Celle qui buvait de la soude pour oublier.

mardi 19 juin 2012

Stage de chirurgie digestive, cinquième année.
Une chambre d'hébergement, perchée en ORL.


Je la dévisage en silence, attendant une quelconque réponse.
Celle-ci ne viendra pas.
Ses yeux flous s'obstinent à m'ignorer et fixent vaguement la fenêtre. On ne voit rien d'autre par la vitre que le ciel d'été. Du haut de ses quatre-vingt cinq ans et son suivi médical aléatoire, je ne suis pas persuadée qu'elle le voit, ce ciel. 

Je m'accroche à mon dossier.
D'après les infirmières, la première chose qu'elle a dit à la psychiatre a été "J'ai raté, mais je recommencerai.".

Je la préviens que je vais l'ausculter et examiner sa cicatrice. Elle serre les lèvres et sa blouse avec une force que l'on ne retrouve que chez les personnes âgées qui se défendent contre les souris blanches.
Je délivre automatiquement un flot ininterrompu de paroles visant à établir un pacte de non agression précaire. Ce faisant, je me repasse son dossier en mémoire.

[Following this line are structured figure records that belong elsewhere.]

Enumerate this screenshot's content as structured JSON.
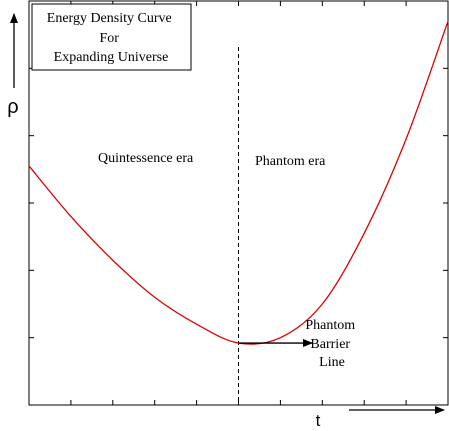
{
  "chart_data": {
    "type": "line",
    "title_lines": [
      "Energy Density Curve",
      "For",
      "Expanding Universe"
    ],
    "xlabel": "t",
    "ylabel": "ρ",
    "xlim": [
      0,
      10
    ],
    "ylim": [
      0,
      6
    ],
    "grid": false,
    "series": [
      {
        "color": "#e00000",
        "x": [
          0,
          1,
          2,
          3,
          4,
          5,
          6,
          7,
          8,
          9,
          10
        ],
        "y": [
          3.55,
          2.8,
          2.15,
          1.6,
          1.2,
          0.92,
          1.0,
          1.5,
          2.55,
          3.95,
          5.7
        ]
      }
    ],
    "divider_x": 5,
    "annotations": {
      "left_region": "Quintessence era",
      "right_region": "Phantom era",
      "barrier_lines": [
        "Phantom",
        "Barrier",
        "Line"
      ]
    },
    "x_tick_count": 10,
    "y_tick_count": 6
  }
}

Quatre-vint cinq ans, isolement social, violences conjugales ayant duré plus d'un demi-siècle, huitième tentative de suicide récupérée à l'hôpital.
La phlébotomie et la défenestration n'ont pas atteint leur but, pas plus que l'absorption de caustiques. A la différence de certains récidivistes, ce n'est pas qu'elle n'y a pas mis du sien.
Cette fois-ci, elle a avalé deux bols entiers de Destop(R).
Comme disent nos professeurs psychiatres : "Lorsqu'une personne âgée essaie de se suicider, c'est le plus souvent une réussite".
Elle vient en effet d'approcher l'auto-dissolution au plus près.

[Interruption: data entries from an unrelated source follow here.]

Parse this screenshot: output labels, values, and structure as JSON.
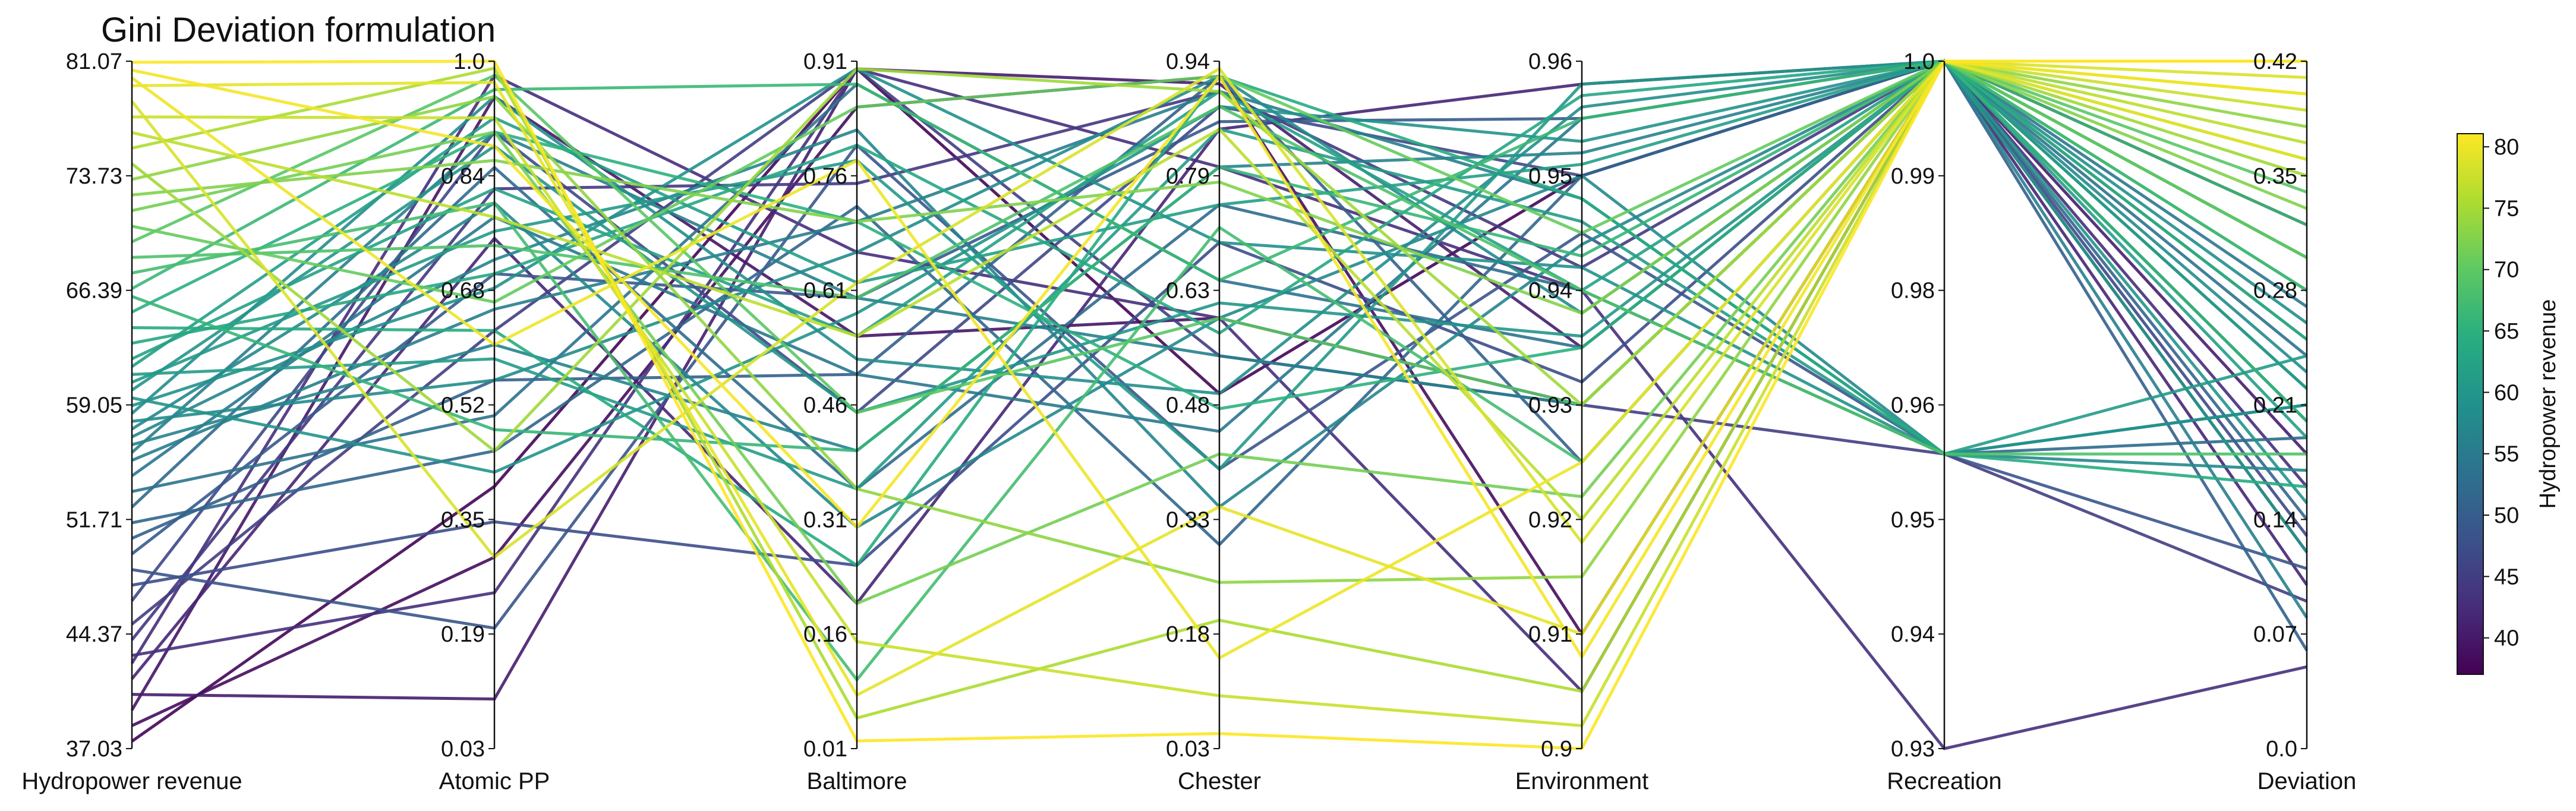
{
  "chart_data": {
    "type": "parallel-coordinates",
    "title": "Gini Deviation formulation",
    "colormap": "viridis",
    "grid": false,
    "axes": [
      {
        "label": "Hydropower revenue",
        "ticks": [
          "81.07",
          "73.73",
          "66.39",
          "59.05",
          "51.71",
          "44.37",
          "37.03"
        ],
        "range": [
          37.03,
          81.07
        ]
      },
      {
        "label": "Atomic PP",
        "ticks": [
          "1.0",
          "0.84",
          "0.68",
          "0.52",
          "0.35",
          "0.19",
          "0.03"
        ],
        "range": [
          0.03,
          1.0
        ]
      },
      {
        "label": "Baltimore",
        "ticks": [
          "0.91",
          "0.76",
          "0.61",
          "0.46",
          "0.31",
          "0.16",
          "0.01"
        ],
        "range": [
          0.01,
          0.91
        ]
      },
      {
        "label": "Chester",
        "ticks": [
          "0.94",
          "0.79",
          "0.63",
          "0.48",
          "0.33",
          "0.18",
          "0.03"
        ],
        "range": [
          0.03,
          0.94
        ]
      },
      {
        "label": "Environment",
        "ticks": [
          "0.96",
          "0.95",
          "0.94",
          "0.93",
          "0.92",
          "0.91",
          "0.9"
        ],
        "range": [
          0.9,
          0.96
        ]
      },
      {
        "label": "Recreation",
        "ticks": [
          "1.0",
          "0.99",
          "0.98",
          "0.96",
          "0.95",
          "0.94",
          "0.93"
        ],
        "range": [
          0.93,
          1.0
        ]
      },
      {
        "label": "Deviation",
        "ticks": [
          "0.42",
          "0.35",
          "0.28",
          "0.21",
          "0.14",
          "0.07",
          "0.0"
        ],
        "range": [
          0.0,
          0.42
        ]
      }
    ],
    "colorbar": {
      "label": "Hydropower revenue",
      "ticks": [
        "80",
        "75",
        "70",
        "65",
        "60",
        "55",
        "50",
        "45",
        "40"
      ],
      "range": [
        37.03,
        81.07
      ]
    },
    "series": [
      {
        "values": [
          37.5,
          0.4,
          0.9,
          0.5,
          0.95,
          1.0,
          0.32
        ]
      },
      {
        "values": [
          38.5,
          0.3,
          0.85,
          0.92,
          0.91,
          1.0,
          0.3
        ]
      },
      {
        "values": [
          39.5,
          0.95,
          0.55,
          0.6,
          0.93,
          1.0,
          0.12
        ]
      },
      {
        "values": [
          40.5,
          0.1,
          0.9,
          0.91,
          0.935,
          1.0,
          0.18
        ]
      },
      {
        "values": [
          41.5,
          0.75,
          0.2,
          0.85,
          0.958,
          1.0,
          0.1
        ]
      },
      {
        "values": [
          42.5,
          0.98,
          0.66,
          0.6,
          0.905,
          1.0,
          0.16
        ]
      },
      {
        "values": [
          43.0,
          0.25,
          0.9,
          0.8,
          0.94,
          0.93,
          0.05
        ]
      },
      {
        "values": [
          44.0,
          0.82,
          0.75,
          0.9,
          0.942,
          1.0,
          0.2
        ]
      },
      {
        "values": [
          45.0,
          0.62,
          0.9,
          0.55,
          0.93,
          0.96,
          0.09
        ]
      },
      {
        "values": [
          46.5,
          0.9,
          0.45,
          0.88,
          0.95,
          1.0,
          0.13
        ]
      },
      {
        "values": [
          47.5,
          0.35,
          0.25,
          0.7,
          0.932,
          1.0,
          0.22
        ]
      },
      {
        "values": [
          48.5,
          0.2,
          0.8,
          0.4,
          0.945,
          0.96,
          0.11
        ]
      },
      {
        "values": [
          49.5,
          0.7,
          0.6,
          0.86,
          0.955,
          1.0,
          0.25
        ]
      },
      {
        "values": [
          50.5,
          0.55,
          0.5,
          0.92,
          0.925,
          1.0,
          0.06
        ]
      },
      {
        "values": [
          51.5,
          0.45,
          0.72,
          0.3,
          0.95,
          1.0,
          0.14
        ]
      },
      {
        "values": [
          52.5,
          0.85,
          0.35,
          0.75,
          0.94,
          0.96,
          0.19
        ]
      },
      {
        "values": [
          53.5,
          0.5,
          0.88,
          0.65,
          0.935,
          1.0,
          0.24
        ]
      },
      {
        "values": [
          54.5,
          0.78,
          0.5,
          0.45,
          0.955,
          1.0,
          0.27
        ]
      },
      {
        "values": [
          55.5,
          0.65,
          0.7,
          0.9,
          0.948,
          0.96,
          0.21
        ]
      },
      {
        "values": [
          56.0,
          0.9,
          0.6,
          0.55,
          0.93,
          1.0,
          0.08
        ]
      },
      {
        "values": [
          56.5,
          0.6,
          0.4,
          0.8,
          0.952,
          1.0,
          0.3
        ]
      },
      {
        "values": [
          57.0,
          0.72,
          0.82,
          0.35,
          0.944,
          1.0,
          0.2
        ]
      },
      {
        "values": [
          57.5,
          0.8,
          0.3,
          0.6,
          0.95,
          0.96,
          0.17
        ]
      },
      {
        "values": [
          58.0,
          0.55,
          0.66,
          0.92,
          0.938,
          1.0,
          0.23
        ]
      },
      {
        "values": [
          58.5,
          0.95,
          0.52,
          0.5,
          0.956,
          1.0,
          0.26
        ]
      },
      {
        "values": [
          59.0,
          0.68,
          0.9,
          0.7,
          0.942,
          0.96,
          0.21
        ]
      },
      {
        "values": [
          59.5,
          0.42,
          0.58,
          0.88,
          0.953,
          1.0,
          0.15
        ]
      },
      {
        "values": [
          60.0,
          0.88,
          0.45,
          0.62,
          0.936,
          1.0,
          0.28
        ]
      },
      {
        "values": [
          60.5,
          0.76,
          0.78,
          0.4,
          0.958,
          1.0,
          0.12
        ]
      },
      {
        "values": [
          61.0,
          0.58,
          0.35,
          0.85,
          0.946,
          0.96,
          0.24
        ]
      },
      {
        "values": [
          61.5,
          0.92,
          0.62,
          0.75,
          0.951,
          1.0,
          0.19
        ]
      },
      {
        "values": [
          62.0,
          0.82,
          0.55,
          0.9,
          0.94,
          1.0,
          0.22
        ]
      },
      {
        "values": [
          63.0,
          0.7,
          0.8,
          0.58,
          0.957,
          1.0,
          0.3
        ]
      },
      {
        "values": [
          64.0,
          0.62,
          0.25,
          0.92,
          0.948,
          0.96,
          0.16
        ]
      },
      {
        "values": [
          65.0,
          0.9,
          0.7,
          0.48,
          0.935,
          1.0,
          0.25
        ]
      },
      {
        "values": [
          66.0,
          0.48,
          0.4,
          0.8,
          0.943,
          1.0,
          0.2
        ]
      },
      {
        "values": [
          66.5,
          0.96,
          0.88,
          0.65,
          0.955,
          1.0,
          0.32
        ]
      },
      {
        "values": [
          67.5,
          0.8,
          0.1,
          0.72,
          0.925,
          1.0,
          0.28
        ]
      },
      {
        "values": [
          68.5,
          0.74,
          0.6,
          0.88,
          0.94,
          0.96,
          0.18
        ]
      },
      {
        "values": [
          69.5,
          0.98,
          0.45,
          0.6,
          0.93,
          1.0,
          0.34
        ]
      },
      {
        "values": [
          70.5,
          0.66,
          0.85,
          0.92,
          0.945,
          1.0,
          0.3
        ]
      },
      {
        "values": [
          71.5,
          0.9,
          0.2,
          0.42,
          0.922,
          1.0,
          0.36
        ]
      },
      {
        "values": [
          72.5,
          0.86,
          0.7,
          0.78,
          0.938,
          1.0,
          0.33
        ]
      },
      {
        "values": [
          73.5,
          0.95,
          0.35,
          0.25,
          0.915,
          1.0,
          0.38
        ]
      },
      {
        "values": [
          74.5,
          0.45,
          0.9,
          0.9,
          0.93,
          1.0,
          0.35
        ]
      },
      {
        "values": [
          75.5,
          0.99,
          0.05,
          0.2,
          0.905,
          1.0,
          0.4
        ]
      },
      {
        "values": [
          76.5,
          0.78,
          0.55,
          0.85,
          0.92,
          1.0,
          0.37
        ]
      },
      {
        "values": [
          77.5,
          0.92,
          0.15,
          0.1,
          0.902,
          1.0,
          0.39
        ]
      },
      {
        "values": [
          78.5,
          0.3,
          0.62,
          0.93,
          0.918,
          1.0,
          0.41
        ]
      },
      {
        "values": [
          79.5,
          0.97,
          0.08,
          0.35,
          0.91,
          1.0,
          0.36
        ]
      },
      {
        "values": [
          80.0,
          0.6,
          0.78,
          0.15,
          0.925,
          1.0,
          0.42
        ]
      },
      {
        "values": [
          80.5,
          0.88,
          0.3,
          0.92,
          0.908,
          1.0,
          0.4
        ]
      },
      {
        "values": [
          81.0,
          1.0,
          0.02,
          0.05,
          0.9,
          1.0,
          0.42
        ]
      }
    ]
  }
}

Elle accepte à contre-coeur de me montrer son abdomen espérant, à raison, que je déguerpisse ainsi plus vite.
La cicatrice est plus petite que je l'imaginais. Il y a là un drain assez propre et une sonde gastrique de nutrition entérale. Je la suis du doigt.
Effectivement, comparé aux autres cas que j'ai pu étudier dans la littérature avant de venir lui rendre visite, elle s'en "tire bien". J'entends par là que la soude n'a pas eu le temps de grignoter son estomac de l'intérieur en plus de son oesophage qui, lui, a été retiré.
Les pompiers, appelés par la famille sont arrivés exceptionnellement vite, ce qui est capital dans les brûlures par bases anioniques fortes.
Elle n'avalera plus sa salive, une petite poche dans son cou est là pour recueillir le liquide transparent.

Je ne peux m'empêcher de penser au scénario suivant qu'elle est peut-être déjà en train d'échafauder.

Je m'écarte et la laisse se reboutonner, coupant là le contact qui lui était à l'évidence douloureux.
Je m'en retourne à l'entrée de la chambre et tente un dernier regard. Recroquevillée dans son grand fauteuil, elle fixe toujours la fenêtre.
"Et celui qui appelle toujours les secours en temps et en heure, il ne peut rien faire à propos de celui qui passe ses nerfs sur elle?" Crachera mon sénior.

L'impuissance occasionnelle de notre système et le grotesque morbide dégagé par cette histoire me glacent toujours le sang.